Mr James Kelly was born in Co Meath, Ireland around 1868 but other details about his early life are unknown.
He left Ireland as a young man and went to sea; ships he served aboard during the late 1890s and early 1900s included: Teutonic, Lucania, Oceanic, Cedric, and Campania.
He was married around 1897 to Mary Conlan (born circa 1878 in Co Monaghan, Ireland). They went on to be the parents of four children, losing one in infancy. Their eldest surviving child, James (b. 1900) was born in Southampton whilst two more sons, Francis Richard (b. 1902) and John (b. 1908) were born in Liverpool.
He, his wife and son James appear on the 1901 English census living at 66 Verdi Street, Seaforth, Lancashire and James was described as a marine fireman. Around 1909 James moved his family southward to Southampton, the White Star Line having changed their port of departure to that city from Liverpool. The 1911 census shows the family living at 12 Woodley Road, Woolston, Southampton. James is still described as a marine fireman and his two elder boys are at school. He was a regular attendee for Mass at St Patrick's Church in Woolston.

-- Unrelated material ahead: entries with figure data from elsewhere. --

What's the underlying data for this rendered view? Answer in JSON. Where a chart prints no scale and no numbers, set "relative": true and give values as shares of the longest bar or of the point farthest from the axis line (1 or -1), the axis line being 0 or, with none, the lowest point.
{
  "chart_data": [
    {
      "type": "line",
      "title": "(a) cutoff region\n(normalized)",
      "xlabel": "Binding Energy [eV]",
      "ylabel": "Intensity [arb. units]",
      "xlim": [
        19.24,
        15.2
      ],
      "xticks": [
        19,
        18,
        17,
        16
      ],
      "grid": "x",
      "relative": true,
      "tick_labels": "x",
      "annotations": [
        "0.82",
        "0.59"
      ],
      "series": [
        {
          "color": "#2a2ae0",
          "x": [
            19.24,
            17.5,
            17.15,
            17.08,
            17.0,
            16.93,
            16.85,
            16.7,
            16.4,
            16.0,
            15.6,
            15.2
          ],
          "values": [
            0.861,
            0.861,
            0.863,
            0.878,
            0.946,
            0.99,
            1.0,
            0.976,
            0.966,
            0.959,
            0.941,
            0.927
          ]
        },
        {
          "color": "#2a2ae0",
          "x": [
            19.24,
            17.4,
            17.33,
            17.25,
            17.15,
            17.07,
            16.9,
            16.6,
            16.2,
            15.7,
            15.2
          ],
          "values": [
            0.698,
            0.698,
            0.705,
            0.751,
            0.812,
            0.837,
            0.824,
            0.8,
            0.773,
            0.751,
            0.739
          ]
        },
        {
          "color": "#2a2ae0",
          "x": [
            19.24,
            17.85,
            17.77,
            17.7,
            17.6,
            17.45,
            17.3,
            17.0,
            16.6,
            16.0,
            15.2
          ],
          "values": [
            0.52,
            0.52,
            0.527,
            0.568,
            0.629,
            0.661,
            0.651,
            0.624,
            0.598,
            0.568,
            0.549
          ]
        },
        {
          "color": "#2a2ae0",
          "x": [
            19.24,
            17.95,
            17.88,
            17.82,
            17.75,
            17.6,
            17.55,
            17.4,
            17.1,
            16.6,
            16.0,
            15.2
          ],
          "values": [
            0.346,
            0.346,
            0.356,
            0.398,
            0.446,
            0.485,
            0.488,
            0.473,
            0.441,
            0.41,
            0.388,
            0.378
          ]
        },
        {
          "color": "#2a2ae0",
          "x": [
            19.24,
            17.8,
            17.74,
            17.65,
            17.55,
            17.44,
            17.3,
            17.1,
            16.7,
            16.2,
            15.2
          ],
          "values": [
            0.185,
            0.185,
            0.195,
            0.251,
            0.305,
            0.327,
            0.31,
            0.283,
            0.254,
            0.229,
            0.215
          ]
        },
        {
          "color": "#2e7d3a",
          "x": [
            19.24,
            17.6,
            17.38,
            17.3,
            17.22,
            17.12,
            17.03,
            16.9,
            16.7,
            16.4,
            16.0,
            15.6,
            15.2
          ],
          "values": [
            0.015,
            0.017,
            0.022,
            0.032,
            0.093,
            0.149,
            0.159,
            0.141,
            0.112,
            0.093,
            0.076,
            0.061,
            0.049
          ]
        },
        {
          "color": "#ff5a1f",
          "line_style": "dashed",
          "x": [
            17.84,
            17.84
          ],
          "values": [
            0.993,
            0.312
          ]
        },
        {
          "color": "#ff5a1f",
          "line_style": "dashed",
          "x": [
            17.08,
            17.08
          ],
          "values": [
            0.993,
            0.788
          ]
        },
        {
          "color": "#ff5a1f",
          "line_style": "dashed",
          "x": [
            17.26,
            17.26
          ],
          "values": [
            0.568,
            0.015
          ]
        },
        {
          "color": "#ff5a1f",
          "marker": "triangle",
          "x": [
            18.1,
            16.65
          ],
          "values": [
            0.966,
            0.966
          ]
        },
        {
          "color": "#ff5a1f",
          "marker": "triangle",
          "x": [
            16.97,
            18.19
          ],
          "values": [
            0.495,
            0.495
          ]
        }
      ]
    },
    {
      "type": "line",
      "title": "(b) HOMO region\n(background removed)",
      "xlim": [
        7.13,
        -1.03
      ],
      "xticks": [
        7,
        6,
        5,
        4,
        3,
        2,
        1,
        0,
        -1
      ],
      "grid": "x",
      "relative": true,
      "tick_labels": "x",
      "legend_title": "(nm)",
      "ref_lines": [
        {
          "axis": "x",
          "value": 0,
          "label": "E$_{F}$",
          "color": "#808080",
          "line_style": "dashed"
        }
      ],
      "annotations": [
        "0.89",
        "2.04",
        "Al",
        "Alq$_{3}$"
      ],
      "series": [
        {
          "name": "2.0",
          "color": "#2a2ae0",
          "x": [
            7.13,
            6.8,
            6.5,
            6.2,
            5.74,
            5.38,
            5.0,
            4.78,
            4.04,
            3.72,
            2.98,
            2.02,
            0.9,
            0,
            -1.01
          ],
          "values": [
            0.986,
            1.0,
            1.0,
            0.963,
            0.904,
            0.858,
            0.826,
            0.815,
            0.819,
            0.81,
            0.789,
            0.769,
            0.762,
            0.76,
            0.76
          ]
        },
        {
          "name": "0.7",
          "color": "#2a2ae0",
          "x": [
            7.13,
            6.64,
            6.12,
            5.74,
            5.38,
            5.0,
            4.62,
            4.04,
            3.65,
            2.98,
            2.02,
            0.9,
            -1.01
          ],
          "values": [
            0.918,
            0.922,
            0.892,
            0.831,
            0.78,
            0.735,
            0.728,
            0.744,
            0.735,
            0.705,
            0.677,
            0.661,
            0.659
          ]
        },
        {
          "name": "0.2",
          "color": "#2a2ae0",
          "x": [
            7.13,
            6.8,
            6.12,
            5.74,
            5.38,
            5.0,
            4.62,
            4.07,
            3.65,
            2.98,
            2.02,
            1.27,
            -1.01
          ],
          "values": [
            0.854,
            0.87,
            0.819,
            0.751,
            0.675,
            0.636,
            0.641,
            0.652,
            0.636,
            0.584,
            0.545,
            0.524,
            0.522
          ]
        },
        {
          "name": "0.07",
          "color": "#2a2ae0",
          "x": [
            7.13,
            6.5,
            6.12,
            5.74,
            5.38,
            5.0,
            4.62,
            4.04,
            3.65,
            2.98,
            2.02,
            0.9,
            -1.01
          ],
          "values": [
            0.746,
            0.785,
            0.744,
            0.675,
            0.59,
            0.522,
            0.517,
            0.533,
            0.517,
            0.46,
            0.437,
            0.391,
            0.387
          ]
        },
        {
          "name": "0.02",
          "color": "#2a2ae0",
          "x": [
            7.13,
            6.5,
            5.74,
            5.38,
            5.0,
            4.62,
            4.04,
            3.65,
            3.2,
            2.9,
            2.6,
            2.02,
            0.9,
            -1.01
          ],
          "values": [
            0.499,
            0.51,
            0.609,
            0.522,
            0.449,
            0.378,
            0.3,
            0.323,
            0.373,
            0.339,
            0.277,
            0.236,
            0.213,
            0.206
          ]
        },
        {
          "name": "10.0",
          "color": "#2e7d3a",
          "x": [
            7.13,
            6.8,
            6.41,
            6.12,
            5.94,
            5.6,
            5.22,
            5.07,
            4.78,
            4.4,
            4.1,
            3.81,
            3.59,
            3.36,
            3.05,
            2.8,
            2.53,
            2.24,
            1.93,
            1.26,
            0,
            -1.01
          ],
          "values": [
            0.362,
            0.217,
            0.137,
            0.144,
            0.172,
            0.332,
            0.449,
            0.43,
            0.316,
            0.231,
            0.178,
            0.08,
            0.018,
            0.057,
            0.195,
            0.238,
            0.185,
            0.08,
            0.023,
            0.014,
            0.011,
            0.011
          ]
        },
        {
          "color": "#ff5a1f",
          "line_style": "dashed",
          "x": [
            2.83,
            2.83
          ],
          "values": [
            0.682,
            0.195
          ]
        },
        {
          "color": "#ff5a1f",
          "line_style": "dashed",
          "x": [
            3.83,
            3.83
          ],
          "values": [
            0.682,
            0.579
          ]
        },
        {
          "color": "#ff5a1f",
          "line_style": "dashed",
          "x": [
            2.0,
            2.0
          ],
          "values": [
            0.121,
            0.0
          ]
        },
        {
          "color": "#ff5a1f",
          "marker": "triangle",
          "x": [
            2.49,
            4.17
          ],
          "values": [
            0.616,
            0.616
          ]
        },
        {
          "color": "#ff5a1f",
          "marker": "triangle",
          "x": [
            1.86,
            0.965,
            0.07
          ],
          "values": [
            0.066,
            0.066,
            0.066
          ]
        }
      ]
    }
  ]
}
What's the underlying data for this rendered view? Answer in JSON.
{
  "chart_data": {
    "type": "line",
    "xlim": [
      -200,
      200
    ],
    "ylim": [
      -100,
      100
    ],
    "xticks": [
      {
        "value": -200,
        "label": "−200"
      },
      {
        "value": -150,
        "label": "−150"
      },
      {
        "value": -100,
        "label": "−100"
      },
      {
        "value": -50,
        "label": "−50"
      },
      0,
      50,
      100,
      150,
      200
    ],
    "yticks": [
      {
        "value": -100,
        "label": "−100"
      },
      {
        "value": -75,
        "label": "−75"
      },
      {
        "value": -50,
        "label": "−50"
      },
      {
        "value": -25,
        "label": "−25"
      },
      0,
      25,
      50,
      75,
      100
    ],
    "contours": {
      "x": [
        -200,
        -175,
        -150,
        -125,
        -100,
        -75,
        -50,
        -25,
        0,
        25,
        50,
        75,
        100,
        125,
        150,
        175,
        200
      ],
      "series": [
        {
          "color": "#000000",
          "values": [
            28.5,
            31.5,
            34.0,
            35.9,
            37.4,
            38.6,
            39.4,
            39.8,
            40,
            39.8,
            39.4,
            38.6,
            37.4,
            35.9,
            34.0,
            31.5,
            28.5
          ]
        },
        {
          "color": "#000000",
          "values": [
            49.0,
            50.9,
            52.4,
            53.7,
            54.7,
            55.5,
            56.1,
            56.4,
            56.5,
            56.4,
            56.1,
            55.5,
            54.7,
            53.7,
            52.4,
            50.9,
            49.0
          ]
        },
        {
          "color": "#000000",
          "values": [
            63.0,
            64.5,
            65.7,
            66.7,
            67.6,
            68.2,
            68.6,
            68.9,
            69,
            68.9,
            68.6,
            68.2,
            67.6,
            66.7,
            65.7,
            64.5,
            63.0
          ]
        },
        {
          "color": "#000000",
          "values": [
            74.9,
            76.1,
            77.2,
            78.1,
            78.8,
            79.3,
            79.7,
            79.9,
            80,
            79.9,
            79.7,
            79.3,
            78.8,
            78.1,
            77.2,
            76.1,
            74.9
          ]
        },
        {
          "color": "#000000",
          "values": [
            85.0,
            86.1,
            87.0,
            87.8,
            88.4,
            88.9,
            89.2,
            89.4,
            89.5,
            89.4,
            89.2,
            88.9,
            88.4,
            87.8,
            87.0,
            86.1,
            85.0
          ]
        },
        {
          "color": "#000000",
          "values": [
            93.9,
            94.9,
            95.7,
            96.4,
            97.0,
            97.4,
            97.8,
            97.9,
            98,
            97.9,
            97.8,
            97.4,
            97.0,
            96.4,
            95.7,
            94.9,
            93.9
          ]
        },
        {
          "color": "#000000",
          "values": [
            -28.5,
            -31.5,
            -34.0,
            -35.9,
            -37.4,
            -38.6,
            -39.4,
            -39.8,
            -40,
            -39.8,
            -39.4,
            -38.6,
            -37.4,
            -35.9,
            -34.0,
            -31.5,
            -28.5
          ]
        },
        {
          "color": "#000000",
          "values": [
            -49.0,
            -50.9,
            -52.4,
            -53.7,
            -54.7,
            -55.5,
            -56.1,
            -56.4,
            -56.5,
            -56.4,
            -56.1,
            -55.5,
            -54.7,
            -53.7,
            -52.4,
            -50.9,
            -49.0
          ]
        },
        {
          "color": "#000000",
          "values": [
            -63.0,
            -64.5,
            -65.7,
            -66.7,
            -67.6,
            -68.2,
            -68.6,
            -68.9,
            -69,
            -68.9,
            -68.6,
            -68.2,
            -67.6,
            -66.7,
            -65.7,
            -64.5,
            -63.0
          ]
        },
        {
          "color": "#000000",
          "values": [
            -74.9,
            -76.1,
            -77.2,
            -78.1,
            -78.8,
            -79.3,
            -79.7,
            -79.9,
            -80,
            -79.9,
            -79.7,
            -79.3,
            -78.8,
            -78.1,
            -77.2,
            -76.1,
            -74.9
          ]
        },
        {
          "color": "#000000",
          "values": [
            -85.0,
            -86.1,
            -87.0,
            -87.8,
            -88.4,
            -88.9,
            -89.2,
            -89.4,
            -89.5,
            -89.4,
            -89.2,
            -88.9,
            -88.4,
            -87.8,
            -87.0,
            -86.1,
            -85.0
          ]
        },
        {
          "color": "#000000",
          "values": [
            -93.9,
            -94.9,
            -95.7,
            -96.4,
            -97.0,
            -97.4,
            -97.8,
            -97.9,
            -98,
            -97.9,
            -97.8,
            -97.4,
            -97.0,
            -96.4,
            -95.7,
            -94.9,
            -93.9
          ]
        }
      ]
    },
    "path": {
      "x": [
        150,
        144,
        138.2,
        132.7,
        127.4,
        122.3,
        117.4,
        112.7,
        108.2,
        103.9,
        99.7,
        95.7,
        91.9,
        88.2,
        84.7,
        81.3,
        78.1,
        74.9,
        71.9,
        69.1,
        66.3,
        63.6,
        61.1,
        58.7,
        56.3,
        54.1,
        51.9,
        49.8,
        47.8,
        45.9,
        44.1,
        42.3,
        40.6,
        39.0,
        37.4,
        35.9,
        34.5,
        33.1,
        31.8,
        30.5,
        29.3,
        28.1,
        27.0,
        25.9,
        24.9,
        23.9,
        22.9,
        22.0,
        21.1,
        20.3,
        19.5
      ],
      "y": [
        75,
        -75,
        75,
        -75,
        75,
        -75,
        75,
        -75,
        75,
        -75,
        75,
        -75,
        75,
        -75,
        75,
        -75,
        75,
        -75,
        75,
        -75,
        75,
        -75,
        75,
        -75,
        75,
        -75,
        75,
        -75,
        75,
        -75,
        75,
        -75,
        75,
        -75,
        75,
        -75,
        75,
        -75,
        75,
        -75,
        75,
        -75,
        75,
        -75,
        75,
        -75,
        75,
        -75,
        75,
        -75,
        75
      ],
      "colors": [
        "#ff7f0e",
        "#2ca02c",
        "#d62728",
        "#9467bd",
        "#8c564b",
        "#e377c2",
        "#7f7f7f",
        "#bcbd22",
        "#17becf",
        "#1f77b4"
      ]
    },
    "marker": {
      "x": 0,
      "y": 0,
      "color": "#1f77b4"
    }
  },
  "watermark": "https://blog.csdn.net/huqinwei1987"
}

When he signed on to the Titanic on 6 April 1912 Kelly gave his address as 12 Woodleigh Road, Southampton. His previous ship had been the St Paul and as a greaser he would earn monthly wages of £6, 10s.
James Kelly died in the sinking and his body, if recovered, was never identified.
His widow and children returned to Ireland and set up home in Co Monaghan where his wife is believed to have died in the early 1920s.
His son Francis became caught up in the changes sweeping Ireland in the early 20th century and became a member of the Irish Republican Army during the Irish War of Independence. Following the creation of the Irish Free State he joined the pro-Anglo-Irish Treaty National Army in which he served for the duration of the Irish Civil War, leaving in 1923 and migrating to America where he married and began a family of four children. He returned to Ireland during the Depression era and made his home in Cork City where he was employed in an automobile plant before once again crossing the ocean and settling in Buffalo, New York where he worked in the printing plant for The Courier Express. He died in 1997.
His son John also settled in Buffalo and worked as a stationery engineer in a newspaper printers and married an American woman, Violet Stebbins (b. 1905). He died in 1987.
His eldest son James is believed to have settled in Ontario but what became of him is not clear.